CHP Genel Başkan Yardımcısı Aylin Nazlıaka, 12 Haziran Dünya Çocuk İşçiliği ile Mücadele Günü dolayısıyla bir açıklama yaptı. Nazlıaka, şunları kaydetti:
"Bugün, 12 Haziran Dünya Çocuk İşçiliği ile Mücadele Günü.
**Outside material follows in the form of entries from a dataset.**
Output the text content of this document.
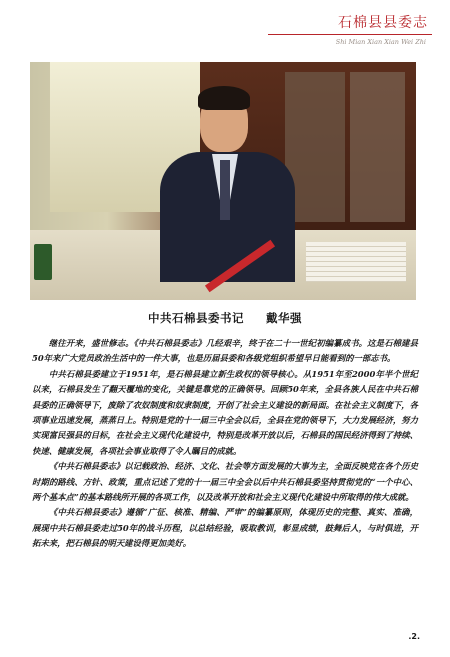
石棉县县委志
Shi Mian Xian Xian Wei Zhi
中共石棉县委书记 戴华强

继往开来，盛世修志。《中共石棉县委志》几经艰辛，终于在二十一世纪初编纂成书。这是石棉建县50年来广大党员政治生活中的一件大事，也是历届县委和各级党组织希望早日能看到的一部志书。

中共石棉县委建立于1951年，是石棉县建立新生政权的领导核心。从1951年至2000年半个世纪以来，石棉县发生了翻天覆地的变化，关键是靠党的正确领导。回顾50年来，全县各族人民在中共石棉县委的正确领导下，废除了农奴制度和奴隶制度，开创了社会主义建设的新局面。在社会主义制度下，各项事业迅速发展，蒸蒸日上。特别是党的十一届三中全会以后，全县在党的领导下，大力发展经济，努力实现富民强县的目标，在社会主义现代化建设中，特别是改革开放以后，石棉县的国民经济得到了持续、快速、健康发展，各项社会事业取得了令人瞩目的成就。

《中共石棉县委志》以记载政治、经济、文化、社会等方面发展的大事为主，全面反映党在各个历史时期的路线、方针、政策，重点记述了党的十一届三中全会以后中共石棉县委坚持贯彻党的“一个中心、两个基本点”的基本路线所开展的各项工作，以及改革开放和社会主义现代化建设中所取得的伟大成就。

《中共石棉县委志》遵循“广征、核准、精编、严审”的编纂原则，体现历史的完整、真实、准确，展现中共石棉县委走过50年的战斗历程，以总结经验，吸取教训，彰显成绩，鼓舞后人，与时俱进，开拓未来，把石棉县的明天建设得更加美好。

.2.
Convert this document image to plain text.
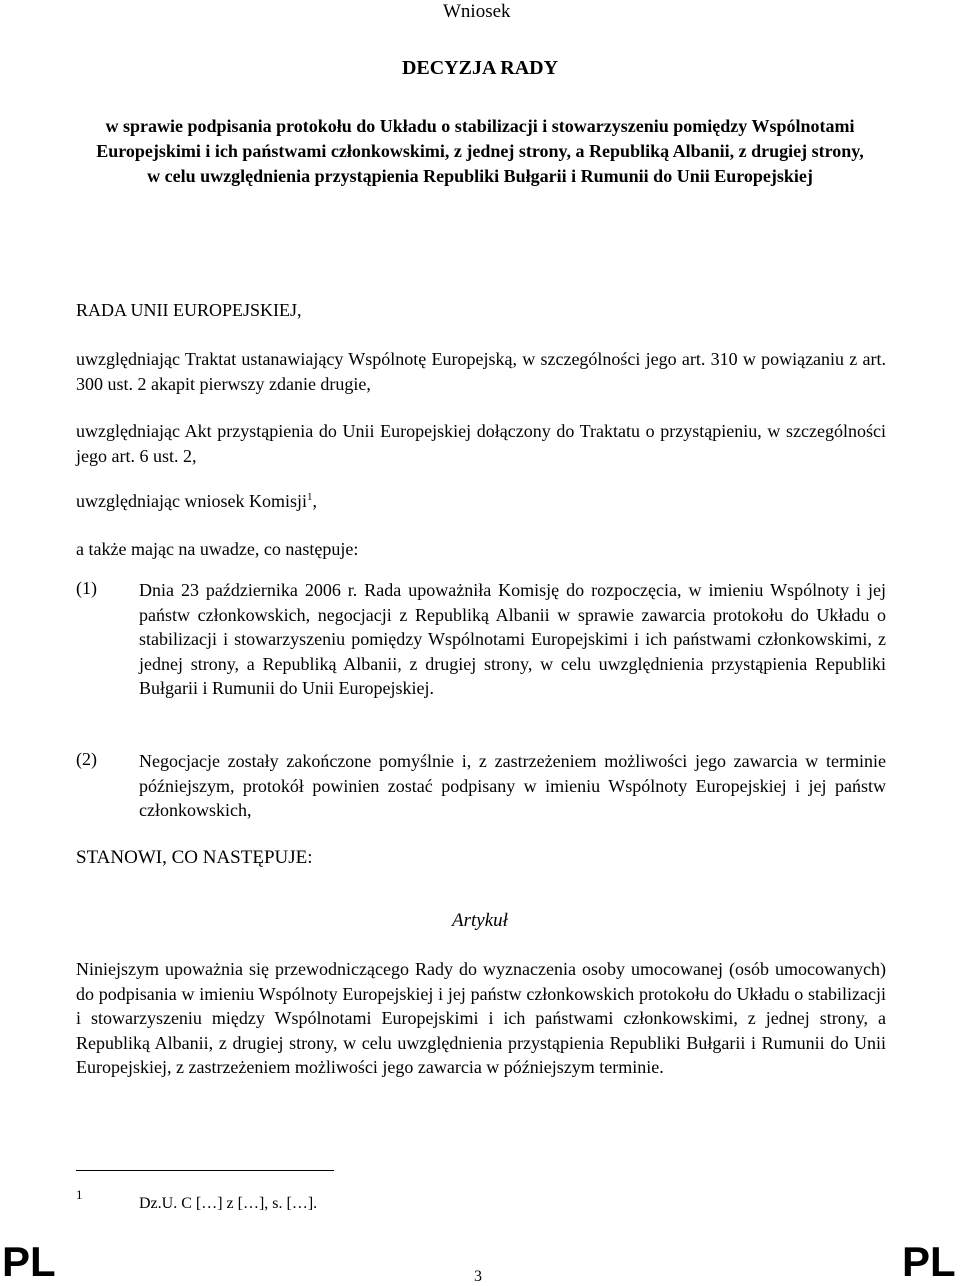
Wniosek
DECYZJA RADY
w sprawie podpisania protokołu do Układu o stabilizacji i stowarzyszeniu pomiędzy Wspólnotami Europejskimi i ich państwami członkowskimi, z jednej strony, a Republiką Albanii, z drugiej strony, w celu uwzględnienia przystąpienia Republiki Bułgarii i Rumunii do Unii Europejskiej
RADA UNII EUROPEJSKIEJ,
uwzględniając Traktat ustanawiający Wspólnotę Europejską, w szczególności jego art. 310 w powiązaniu z art. 300 ust. 2 akapit pierwszy zdanie drugie,
uwzględniając Akt przystąpienia do Unii Europejskiej dołączony do Traktatu o przystąpieniu, w szczególności jego art. 6 ust. 2,
uwzględniając wniosek Komisji$^1$,
a także mając na uwadze, co następuje:
(1) Dnia 23 października 2006 r. Rada upoważniła Komisję do rozpoczęcia, w imieniu Wspólnoty i jej państw członkowskich, negocjacji z Republiką Albanii w sprawie zawarcia protokołu do Układu o stabilizacji i stowarzyszeniu pomiędzy Wspólnotami Europejskimi i ich państwami członkowskimi, z jednej strony, a Republiką Albanii, z drugiej strony, w celu uwzględnienia przystąpienia Republiki Bułgarii i Rumunii do Unii Europejskiej.
(2) Negocjacje zostały zakończone pomyślnie i, z zastrzeżeniem możliwości jego zawarcia w terminie późniejszym, protokół powinien zostać podpisany w imieniu Wspólnoty Europejskiej i jej państw członkowskich,
STANOWI, CO NASTĘPUJE:
Artykuł
Niniejszym upoważnia się przewodniczącego Rady do wyznaczenia osoby umocowanej (osób umocowanych) do podpisania w imieniu Wspólnoty Europejskiej i jej państw członkowskich protokołu do Układu o stabilizacji i stowarzyszeniu między Wspólnotami Europejskimi i ich państwami członkowskimi, z jednej strony, a Republiką Albanii, z drugiej strony, w celu uwzględnienia przystąpienia Republiki Bułgarii i Rumunii do Unii Europejskiej, z zastrzeżeniem możliwości jego zawarcia w późniejszym terminie.
1
Dz.U. C […] z […], s. […].
PL	3	PL
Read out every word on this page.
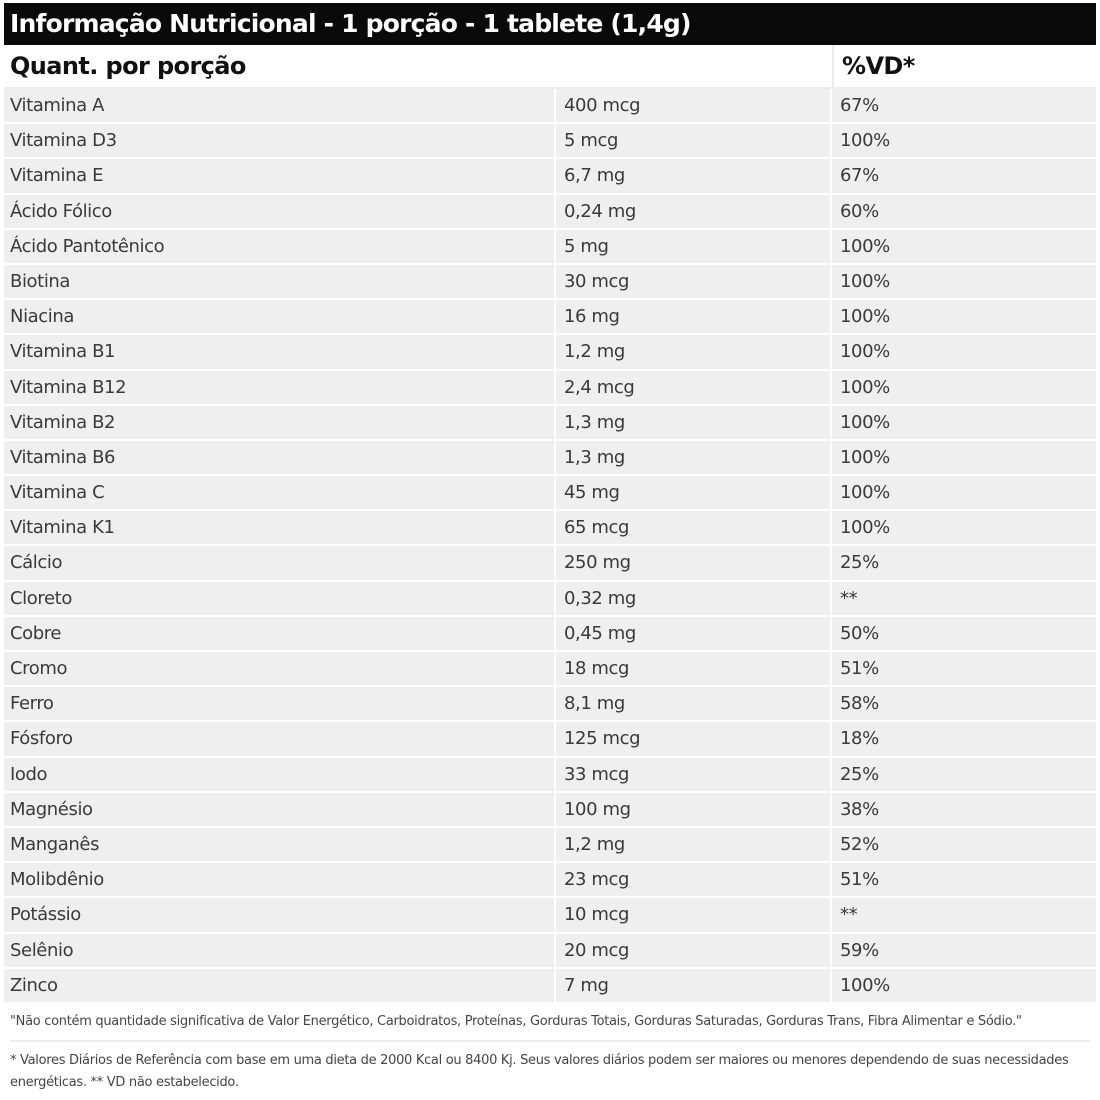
Informação Nutricional - 1 porção - 1 tablete (1,4g)
Quant. por porção	%VD*
Vitamina A	400 mcg	67%
Vitamina D3	5 mcg	100%
Vitamina E	6,7 mg	67%
Ácido Fólico	0,24 mg	60%
Ácido Pantotênico	5 mg	100%
Biotina	30 mcg	100%
Niacina	16 mg	100%
Vitamina B1	1,2 mg	100%
Vitamina B12	2,4 mcg	100%
Vitamina B2	1,3 mg	100%
Vitamina B6	1,3 mg	100%
Vitamina C	45 mg	100%
Vitamina K1	65 mcg	100%
Cálcio	250 mg	25%
Cloreto	0,32 mg	**
Cobre	0,45 mg	50%
Cromo	18 mcg	51%
Ferro	8,1 mg	58%
Fósforo	125 mcg	18%
Iodo	33 mcg	25%
Magnésio	100 mg	38%
Manganês	1,2 mg	52%
Molibdênio	23 mcg	51%
Potássio	10 mcg	**
Selênio	20 mcg	59%
Zinco	7 mg	100%
"Não contém quantidade significativa de Valor Energético, Carboidratos, Proteínas, Gorduras Totais, Gorduras Saturadas, Gorduras Trans, Fibra Alimentar e Sódio."
* Valores Diários de Referência com base em uma dieta de 2000 Kcal ou 8400 Kj. Seus valores diários podem ser maiores ou menores dependendo de suas necessidades energéticas. ** VD não estabelecido.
Her yıl Uluslararası Çalışma Örgütü (ILO) tarafından çocuk işçiliğiyle mücadele amacıyla anılan bu özel gün, ne yazık ki Türkiye'de çocuk emeğinin sömürüldüğü, çocukların ölümüne 'kader' denildiği bir gerçekliğin ortasında karşılanıyor. İşçi Sağlığı ve İş Güvenliği Meclisi (İSİG) verilerine göre, sadece 2025 yılının ilk 5 ayında en az 29 çocuk işçi, iş cinayetlerinde yaşamını yitirmiştir. Okulda olması gereken, oyun oynaması gereken bu çocuklar, AKP iktidarının politikaları nedeniyle hayatlarını kaybetmiştir. Oysa iktidar, 2025'i 'Aile Yılı' ilan ederek aileyi koruyormuş gibi yaparken; aileleri yoksulluğa, çocukları işçiliğe mahküm eden politikalar üretmektedir. 2025 'Aile Yılı' değil 'Çocuk İşçiliği ile Mücadele Yılı' ilan edilmeliydi. Gerçek aile politikası, çocukları yaşamda tutacak sosyal politikalarla güçlendirmektir. Yoksulluk, bu ülkede çocuklara miras bırakılan bir kader haline gelmiştir. Her dört çocuktan biri çalışmak zorunda kalıyorsa bu ülkenin çocuk işçiliğiyle mücadele değil, çocuk emeğini adeta kurumsallaştırmaya yönelik bir politika izlediği açıktır.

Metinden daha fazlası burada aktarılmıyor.